Tax Treaties between the U.S. and Foreign Governments
A tax treaty is an agreement between two governments under which each agrees to limit or modify its domestic tax laws in an attempt to avoid double taxation of income. The United States currently has tax treaties in effect with over 60 countries, but not all of these tax treaties are relevant to international students and scholars.
Tax treaties contain provisions called "articles." Many treaties include articles designed to foster educational and cultural exchanges between the two treaty countries. These articles may provide some type of an exemption from U.S. tax on income received by students and scholars. However, Tax Treaties are not all equal and the student/scholar should review the treaty with his/her own country to determine if there are any potential benefits. Generally, tax treaty benefits may apply if you received:
- gifts from abroad for purposes of maintenance or study
- grants, allowances and awards from government or tax exempt organizations
- income earned from the provision of personal services
- income earned from teaching or research performed at an academic institution.
There are usually restrictions about who may qualify to use the benefits and the amount of money which is exempt from taxation. Most articles require that the individual be a resident of the treaty country immediately prior to coming to the U.S.
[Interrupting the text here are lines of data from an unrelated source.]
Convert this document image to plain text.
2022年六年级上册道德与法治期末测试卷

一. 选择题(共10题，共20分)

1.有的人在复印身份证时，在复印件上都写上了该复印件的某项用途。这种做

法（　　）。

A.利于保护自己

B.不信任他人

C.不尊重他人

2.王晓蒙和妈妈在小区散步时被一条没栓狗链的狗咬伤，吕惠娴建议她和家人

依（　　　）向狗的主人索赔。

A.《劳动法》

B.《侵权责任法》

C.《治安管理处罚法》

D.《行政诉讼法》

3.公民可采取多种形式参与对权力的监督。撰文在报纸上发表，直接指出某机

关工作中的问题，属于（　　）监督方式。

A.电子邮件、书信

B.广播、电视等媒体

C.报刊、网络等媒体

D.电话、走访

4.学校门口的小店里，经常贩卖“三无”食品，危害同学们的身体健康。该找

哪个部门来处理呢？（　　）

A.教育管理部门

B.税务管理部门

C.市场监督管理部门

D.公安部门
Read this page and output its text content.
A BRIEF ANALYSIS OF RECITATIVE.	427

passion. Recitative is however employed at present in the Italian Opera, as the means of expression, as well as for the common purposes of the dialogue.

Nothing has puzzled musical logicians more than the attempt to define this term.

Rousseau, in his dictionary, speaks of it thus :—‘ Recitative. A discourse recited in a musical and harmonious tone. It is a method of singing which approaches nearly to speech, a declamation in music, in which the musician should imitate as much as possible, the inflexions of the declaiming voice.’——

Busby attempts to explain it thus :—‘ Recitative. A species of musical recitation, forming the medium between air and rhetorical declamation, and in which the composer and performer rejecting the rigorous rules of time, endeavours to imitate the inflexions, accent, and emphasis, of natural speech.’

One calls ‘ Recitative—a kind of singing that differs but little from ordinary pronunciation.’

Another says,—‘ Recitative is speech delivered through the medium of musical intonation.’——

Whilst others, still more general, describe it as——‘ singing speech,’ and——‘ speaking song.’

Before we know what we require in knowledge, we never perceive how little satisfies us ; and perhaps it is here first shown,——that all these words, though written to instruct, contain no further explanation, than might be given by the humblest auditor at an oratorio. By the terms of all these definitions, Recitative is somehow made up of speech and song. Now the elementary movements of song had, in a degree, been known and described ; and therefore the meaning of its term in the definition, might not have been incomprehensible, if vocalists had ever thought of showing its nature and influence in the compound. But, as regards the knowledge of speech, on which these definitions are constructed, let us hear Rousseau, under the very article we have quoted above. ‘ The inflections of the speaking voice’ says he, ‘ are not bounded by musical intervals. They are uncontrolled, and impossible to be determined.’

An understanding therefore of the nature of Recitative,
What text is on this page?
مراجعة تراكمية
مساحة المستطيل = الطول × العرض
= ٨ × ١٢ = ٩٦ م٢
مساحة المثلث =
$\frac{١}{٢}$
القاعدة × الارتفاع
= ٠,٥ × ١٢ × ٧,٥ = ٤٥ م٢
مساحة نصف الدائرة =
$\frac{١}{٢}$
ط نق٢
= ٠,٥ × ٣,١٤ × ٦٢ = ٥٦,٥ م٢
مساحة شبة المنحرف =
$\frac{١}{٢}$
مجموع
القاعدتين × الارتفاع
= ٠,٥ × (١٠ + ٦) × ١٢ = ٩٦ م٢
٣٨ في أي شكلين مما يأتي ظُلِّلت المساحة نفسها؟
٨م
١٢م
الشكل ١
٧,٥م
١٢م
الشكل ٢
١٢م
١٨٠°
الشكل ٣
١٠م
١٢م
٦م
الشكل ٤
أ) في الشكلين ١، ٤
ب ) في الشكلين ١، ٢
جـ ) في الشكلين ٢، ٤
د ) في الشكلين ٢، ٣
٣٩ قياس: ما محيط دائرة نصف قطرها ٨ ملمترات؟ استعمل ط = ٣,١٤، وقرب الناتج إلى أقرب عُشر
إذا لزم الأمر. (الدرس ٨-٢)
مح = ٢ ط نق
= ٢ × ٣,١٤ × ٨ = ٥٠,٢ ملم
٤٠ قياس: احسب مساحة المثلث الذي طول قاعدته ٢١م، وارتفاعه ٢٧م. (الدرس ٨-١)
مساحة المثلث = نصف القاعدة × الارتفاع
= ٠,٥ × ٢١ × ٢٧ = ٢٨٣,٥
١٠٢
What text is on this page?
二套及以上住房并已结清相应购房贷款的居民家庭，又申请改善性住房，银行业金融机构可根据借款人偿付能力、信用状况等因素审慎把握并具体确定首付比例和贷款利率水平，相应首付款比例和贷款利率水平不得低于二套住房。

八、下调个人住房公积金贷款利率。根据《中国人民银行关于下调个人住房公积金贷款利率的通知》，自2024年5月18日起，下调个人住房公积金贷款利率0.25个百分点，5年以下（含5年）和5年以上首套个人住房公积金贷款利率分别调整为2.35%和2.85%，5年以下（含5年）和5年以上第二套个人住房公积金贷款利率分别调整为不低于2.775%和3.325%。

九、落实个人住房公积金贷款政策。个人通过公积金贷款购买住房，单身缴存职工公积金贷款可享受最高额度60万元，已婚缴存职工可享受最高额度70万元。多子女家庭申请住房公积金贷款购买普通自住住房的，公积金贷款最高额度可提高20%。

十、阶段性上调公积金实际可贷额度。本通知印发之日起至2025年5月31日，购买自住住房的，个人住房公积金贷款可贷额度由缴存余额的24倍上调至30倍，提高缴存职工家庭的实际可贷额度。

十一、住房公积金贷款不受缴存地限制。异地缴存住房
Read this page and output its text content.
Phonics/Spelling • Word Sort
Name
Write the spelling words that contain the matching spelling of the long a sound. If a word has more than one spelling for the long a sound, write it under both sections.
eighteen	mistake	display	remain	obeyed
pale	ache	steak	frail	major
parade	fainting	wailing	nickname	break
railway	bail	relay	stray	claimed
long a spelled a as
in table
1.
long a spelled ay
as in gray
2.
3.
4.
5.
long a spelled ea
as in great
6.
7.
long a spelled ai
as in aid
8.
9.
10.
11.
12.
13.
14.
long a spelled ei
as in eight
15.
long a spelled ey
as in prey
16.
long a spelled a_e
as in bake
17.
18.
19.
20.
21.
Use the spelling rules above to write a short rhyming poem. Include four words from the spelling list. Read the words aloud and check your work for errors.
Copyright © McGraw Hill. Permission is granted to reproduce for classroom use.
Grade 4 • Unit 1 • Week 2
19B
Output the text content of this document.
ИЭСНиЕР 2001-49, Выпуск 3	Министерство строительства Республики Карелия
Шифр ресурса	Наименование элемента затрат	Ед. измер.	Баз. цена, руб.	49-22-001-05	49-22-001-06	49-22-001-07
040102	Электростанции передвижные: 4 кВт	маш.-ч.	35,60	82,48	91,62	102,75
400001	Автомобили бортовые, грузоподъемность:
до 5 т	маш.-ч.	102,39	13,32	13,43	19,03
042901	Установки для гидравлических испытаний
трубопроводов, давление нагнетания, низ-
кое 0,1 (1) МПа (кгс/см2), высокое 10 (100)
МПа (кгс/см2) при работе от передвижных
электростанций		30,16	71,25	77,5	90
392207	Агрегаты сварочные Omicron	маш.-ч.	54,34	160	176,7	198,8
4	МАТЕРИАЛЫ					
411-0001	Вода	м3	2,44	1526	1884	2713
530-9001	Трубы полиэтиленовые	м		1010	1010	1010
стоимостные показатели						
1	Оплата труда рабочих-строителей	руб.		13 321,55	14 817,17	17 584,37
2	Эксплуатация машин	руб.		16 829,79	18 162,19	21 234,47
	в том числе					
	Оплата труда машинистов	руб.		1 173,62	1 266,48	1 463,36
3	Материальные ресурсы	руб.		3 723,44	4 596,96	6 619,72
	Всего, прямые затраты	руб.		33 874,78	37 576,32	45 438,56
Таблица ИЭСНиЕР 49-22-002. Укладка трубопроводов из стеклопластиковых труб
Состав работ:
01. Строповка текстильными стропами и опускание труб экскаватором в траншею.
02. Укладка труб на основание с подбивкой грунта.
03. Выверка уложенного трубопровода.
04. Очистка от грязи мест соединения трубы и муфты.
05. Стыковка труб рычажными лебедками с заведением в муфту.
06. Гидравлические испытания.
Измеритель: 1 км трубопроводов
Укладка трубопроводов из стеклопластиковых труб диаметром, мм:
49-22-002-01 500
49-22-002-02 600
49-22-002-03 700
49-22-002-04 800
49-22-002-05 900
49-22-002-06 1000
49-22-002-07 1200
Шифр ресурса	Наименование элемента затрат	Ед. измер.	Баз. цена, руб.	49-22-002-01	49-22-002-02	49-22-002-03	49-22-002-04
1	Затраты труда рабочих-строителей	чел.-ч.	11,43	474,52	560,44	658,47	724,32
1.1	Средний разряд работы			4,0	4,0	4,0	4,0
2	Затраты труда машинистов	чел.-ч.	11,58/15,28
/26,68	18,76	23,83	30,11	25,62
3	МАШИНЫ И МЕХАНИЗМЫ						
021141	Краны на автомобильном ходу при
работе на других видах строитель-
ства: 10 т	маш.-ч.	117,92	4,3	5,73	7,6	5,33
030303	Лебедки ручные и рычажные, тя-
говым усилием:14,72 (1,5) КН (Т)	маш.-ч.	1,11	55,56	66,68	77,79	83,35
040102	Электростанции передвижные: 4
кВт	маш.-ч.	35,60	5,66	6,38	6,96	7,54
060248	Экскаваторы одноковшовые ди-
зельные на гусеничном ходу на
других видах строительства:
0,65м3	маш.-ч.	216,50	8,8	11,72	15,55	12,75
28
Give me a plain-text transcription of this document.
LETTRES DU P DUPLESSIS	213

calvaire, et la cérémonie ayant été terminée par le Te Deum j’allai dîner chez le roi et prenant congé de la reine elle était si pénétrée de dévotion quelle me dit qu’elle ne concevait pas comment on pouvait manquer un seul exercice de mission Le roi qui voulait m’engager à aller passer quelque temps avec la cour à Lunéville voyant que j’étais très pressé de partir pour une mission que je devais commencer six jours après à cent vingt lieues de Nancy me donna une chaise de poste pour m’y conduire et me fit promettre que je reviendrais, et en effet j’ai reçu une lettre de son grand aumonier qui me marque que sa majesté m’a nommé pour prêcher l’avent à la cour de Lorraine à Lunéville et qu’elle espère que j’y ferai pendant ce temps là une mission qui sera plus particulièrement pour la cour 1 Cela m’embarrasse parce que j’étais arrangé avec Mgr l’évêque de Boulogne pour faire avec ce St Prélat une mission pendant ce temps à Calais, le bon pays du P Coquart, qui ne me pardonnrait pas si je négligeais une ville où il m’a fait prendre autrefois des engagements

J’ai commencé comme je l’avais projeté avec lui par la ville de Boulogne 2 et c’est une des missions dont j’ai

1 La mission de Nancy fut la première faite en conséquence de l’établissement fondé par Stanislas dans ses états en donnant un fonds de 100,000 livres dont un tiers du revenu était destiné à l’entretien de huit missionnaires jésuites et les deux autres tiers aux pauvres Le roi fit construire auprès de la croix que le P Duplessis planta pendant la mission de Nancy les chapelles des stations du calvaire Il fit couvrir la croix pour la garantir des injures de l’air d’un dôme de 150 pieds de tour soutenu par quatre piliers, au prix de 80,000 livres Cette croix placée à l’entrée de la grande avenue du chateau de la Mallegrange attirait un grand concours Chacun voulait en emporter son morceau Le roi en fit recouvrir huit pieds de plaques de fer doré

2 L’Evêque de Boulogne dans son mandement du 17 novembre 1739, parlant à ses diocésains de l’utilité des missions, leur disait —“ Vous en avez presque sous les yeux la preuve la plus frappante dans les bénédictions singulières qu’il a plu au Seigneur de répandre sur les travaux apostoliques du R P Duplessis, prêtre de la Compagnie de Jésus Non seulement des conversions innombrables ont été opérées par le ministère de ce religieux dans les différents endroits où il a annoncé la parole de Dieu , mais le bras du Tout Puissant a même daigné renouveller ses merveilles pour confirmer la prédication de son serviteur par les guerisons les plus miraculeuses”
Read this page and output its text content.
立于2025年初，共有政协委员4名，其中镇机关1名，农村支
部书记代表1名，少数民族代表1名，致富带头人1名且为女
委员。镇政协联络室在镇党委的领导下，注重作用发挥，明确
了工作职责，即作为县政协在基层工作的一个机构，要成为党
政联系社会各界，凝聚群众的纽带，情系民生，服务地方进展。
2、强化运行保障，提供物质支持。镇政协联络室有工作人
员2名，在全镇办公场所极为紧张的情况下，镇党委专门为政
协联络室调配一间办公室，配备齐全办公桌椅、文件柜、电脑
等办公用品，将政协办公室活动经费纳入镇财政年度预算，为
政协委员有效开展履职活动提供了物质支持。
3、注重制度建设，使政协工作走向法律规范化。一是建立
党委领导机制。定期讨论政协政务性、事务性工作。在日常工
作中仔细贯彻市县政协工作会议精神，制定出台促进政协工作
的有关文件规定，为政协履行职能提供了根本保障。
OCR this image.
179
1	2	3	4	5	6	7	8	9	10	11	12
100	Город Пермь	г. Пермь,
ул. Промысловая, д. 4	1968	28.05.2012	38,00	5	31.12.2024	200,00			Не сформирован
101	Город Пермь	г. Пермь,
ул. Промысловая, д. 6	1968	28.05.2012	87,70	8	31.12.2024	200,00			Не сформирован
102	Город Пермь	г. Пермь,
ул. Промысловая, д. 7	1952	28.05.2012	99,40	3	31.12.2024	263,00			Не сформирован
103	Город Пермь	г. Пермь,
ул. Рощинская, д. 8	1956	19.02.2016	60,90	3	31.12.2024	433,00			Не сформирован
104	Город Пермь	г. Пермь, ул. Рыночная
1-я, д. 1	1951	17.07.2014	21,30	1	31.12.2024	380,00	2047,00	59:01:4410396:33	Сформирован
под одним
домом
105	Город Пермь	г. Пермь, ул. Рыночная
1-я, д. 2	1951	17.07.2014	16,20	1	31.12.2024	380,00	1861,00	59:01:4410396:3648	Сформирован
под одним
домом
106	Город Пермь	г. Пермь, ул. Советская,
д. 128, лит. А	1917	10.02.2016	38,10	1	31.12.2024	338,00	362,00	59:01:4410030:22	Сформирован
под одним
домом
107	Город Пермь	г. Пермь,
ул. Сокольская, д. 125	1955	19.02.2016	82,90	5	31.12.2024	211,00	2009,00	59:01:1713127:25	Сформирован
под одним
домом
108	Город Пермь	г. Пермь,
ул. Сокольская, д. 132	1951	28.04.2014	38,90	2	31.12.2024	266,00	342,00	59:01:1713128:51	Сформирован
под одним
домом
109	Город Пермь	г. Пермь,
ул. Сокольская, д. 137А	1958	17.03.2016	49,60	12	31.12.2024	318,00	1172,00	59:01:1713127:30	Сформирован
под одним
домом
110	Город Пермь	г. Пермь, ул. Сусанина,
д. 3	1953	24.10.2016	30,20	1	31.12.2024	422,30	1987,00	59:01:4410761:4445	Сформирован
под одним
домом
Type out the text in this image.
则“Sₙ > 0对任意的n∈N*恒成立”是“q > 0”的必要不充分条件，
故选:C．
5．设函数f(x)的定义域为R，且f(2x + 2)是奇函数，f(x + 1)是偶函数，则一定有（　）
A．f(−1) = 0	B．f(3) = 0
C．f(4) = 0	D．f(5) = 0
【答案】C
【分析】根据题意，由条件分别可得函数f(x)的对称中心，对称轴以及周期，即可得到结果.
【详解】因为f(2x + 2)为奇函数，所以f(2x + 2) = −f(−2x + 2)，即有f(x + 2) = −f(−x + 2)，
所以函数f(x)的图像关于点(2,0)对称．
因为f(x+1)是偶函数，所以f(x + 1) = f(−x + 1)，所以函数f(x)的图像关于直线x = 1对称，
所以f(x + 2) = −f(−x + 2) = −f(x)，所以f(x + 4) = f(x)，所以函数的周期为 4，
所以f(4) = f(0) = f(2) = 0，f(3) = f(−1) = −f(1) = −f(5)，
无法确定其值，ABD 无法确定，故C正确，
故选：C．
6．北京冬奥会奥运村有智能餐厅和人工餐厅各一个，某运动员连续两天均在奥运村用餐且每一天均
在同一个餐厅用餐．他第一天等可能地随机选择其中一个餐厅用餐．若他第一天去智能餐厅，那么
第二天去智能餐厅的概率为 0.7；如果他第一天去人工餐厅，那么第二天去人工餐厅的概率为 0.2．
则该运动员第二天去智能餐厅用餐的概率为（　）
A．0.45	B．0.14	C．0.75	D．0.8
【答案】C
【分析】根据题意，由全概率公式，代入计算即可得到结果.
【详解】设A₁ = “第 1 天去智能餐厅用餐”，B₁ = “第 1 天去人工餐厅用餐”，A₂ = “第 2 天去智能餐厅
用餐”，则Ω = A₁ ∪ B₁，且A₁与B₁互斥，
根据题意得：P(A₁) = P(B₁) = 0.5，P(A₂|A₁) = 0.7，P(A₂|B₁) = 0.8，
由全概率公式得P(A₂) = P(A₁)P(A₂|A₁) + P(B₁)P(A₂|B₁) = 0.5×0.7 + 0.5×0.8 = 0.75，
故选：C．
Claiming Tax Treaty Benefits
An individual from a tax treaty country must complete and file Form 8233 in order to qualify for any benefit. Form 8233 must be filed annually at the beginning of each calendar year. IRS Publication 901, U.S. Tax Treaties, provides an excellent summary of the tax treaties in effect. IRS Publication 519, U.S. Tax Guide for Aliens, is also an excellent resource as it provides detailed information on the filing of US Income Taxes for nonresidents.